We came up to the cottage on Birch Island the night before, to relax after family visits and to eat up the leftovers. We did not have anything to carry over to the cottage and did not use the carts at the marina for moving stuff to the boat. But we saw the weekenders had begun to arrive and fill the parking lot. Disturbing was a couple of young people bringing, what looked like a huge sound system. Sound travels far on the lake and we do not cherish late-night parties. A worse scenario is when we see cases of beer carried onto the boats.
But it was a quiet night, and the morning was relaxing on the deck, punctuated by the two motorboats trolling now along the lake in front of me, with the two young people fishing. I decided to go for a walk on the island.
Walking, I came upon one nice cottage and was confronted by its owner standing on the path and bemoaning the loss of shade trees, providing privacy to her cottage. She told me: “Ontario Hydro cut down my cedars that I planted fifty years ago”. I looked at the cuts that showed tree trunks of over a foot in diameter. Ontario Hydro maintains the right-of-way of the power line paralleling the path by cutting down vegetation along it. I empathized with her but remarked that at least we have electricity here.

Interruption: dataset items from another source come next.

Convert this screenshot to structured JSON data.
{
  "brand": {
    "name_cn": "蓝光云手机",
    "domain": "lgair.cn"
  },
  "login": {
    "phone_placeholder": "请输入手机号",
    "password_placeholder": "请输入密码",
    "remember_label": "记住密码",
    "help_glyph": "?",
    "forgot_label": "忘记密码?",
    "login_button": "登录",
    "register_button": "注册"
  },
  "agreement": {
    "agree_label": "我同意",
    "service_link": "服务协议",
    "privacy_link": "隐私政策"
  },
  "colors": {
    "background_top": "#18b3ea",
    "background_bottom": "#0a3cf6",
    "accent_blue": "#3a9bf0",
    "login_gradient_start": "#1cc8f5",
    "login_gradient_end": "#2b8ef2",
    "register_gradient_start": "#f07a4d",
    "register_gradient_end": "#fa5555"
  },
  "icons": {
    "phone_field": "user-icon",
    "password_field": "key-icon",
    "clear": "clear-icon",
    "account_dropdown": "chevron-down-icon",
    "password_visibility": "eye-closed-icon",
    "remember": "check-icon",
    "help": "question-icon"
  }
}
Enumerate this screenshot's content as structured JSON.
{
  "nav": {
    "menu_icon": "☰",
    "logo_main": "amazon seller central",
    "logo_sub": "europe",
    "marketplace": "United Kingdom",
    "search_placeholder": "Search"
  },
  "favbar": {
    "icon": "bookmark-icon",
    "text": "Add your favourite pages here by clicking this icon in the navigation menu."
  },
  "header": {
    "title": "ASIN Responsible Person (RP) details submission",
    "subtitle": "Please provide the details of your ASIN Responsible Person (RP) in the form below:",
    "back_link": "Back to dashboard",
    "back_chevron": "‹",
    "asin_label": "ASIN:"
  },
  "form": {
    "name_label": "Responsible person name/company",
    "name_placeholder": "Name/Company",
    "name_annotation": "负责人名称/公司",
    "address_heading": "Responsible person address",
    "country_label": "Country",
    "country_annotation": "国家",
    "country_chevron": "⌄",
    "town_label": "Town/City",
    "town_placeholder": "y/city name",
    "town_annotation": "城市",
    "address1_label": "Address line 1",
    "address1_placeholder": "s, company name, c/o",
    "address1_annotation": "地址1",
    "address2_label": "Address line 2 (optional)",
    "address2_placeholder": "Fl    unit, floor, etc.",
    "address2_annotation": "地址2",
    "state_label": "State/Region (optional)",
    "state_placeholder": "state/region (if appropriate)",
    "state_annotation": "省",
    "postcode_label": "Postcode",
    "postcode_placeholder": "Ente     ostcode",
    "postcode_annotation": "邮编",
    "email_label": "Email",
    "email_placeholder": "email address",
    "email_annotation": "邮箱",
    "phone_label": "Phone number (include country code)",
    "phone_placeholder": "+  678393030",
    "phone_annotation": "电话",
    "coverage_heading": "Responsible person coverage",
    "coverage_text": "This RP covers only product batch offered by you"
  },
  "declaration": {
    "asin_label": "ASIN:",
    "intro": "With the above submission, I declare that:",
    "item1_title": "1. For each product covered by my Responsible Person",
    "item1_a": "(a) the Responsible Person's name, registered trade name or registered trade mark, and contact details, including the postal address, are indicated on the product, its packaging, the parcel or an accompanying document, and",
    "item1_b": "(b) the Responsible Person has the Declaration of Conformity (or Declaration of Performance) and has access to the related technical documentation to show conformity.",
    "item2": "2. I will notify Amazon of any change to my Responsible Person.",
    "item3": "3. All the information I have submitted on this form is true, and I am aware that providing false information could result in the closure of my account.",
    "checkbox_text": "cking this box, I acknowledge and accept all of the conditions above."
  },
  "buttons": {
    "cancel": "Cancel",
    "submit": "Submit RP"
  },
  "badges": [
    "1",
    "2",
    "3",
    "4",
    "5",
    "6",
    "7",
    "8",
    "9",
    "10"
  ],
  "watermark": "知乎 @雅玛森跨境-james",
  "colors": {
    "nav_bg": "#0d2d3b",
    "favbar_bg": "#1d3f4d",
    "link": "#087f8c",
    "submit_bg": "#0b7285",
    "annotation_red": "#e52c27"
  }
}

With the heat rising by now, the lake beckoned me, and I returned to ponder a swim. My son-in-law brought me a swimming buddy, a red balloon that you tie onto your waist, so the boats can see you in the water. I blew up the swimming buddy, attached it to my waist, and jumped into the water, avoiding the wannabe water skiers.
Life on the water is, to me, the essence of cottage life on a lake. Kathy grew up in Wales on the waterfront close to Porthmadog in Caernarfonshire and I grew up in Hungary, where we spent our summers on the Danube. We both enjoy water-related activities and getting the cottage was a joint venture.
Another favorite activity is dinners with the family on the deck after a day of playing on and in the water. With long daylight and no mosquitoes until sundown, the deck provides the ideal space for freewheeling discussions on career choices for our grandchildren or how much our healthcare system sucks: wait a minute, we discuss both sides of the healthcare challenges we face today.
Tonight, the grandchildren prepared the meal and the third choice was tacos and burritos. It is interesting to me that although I do not cook much, all my children and grandchildren can and some even enjoy cooking. Quite a change from the old days. After the meal, the grandchildren washed the dishes, and under the threat of missing dessert, it is not democratic at the cottage. Sundown and the arrival of mosquitoes pushed us into the cottage. And we heard the loons on our lake providing the background music before the crickets took over.
One needs money and time for a cottage: cottagers are people, in my experience, with an established career and a family. Limited by the seasons and vacation time, people have cottages on our island that stay vacant most of the time. When I survey all this vacant real estate, I think that this is extravagant or perhaps indecent from a societal point of view. I really enjoy it though.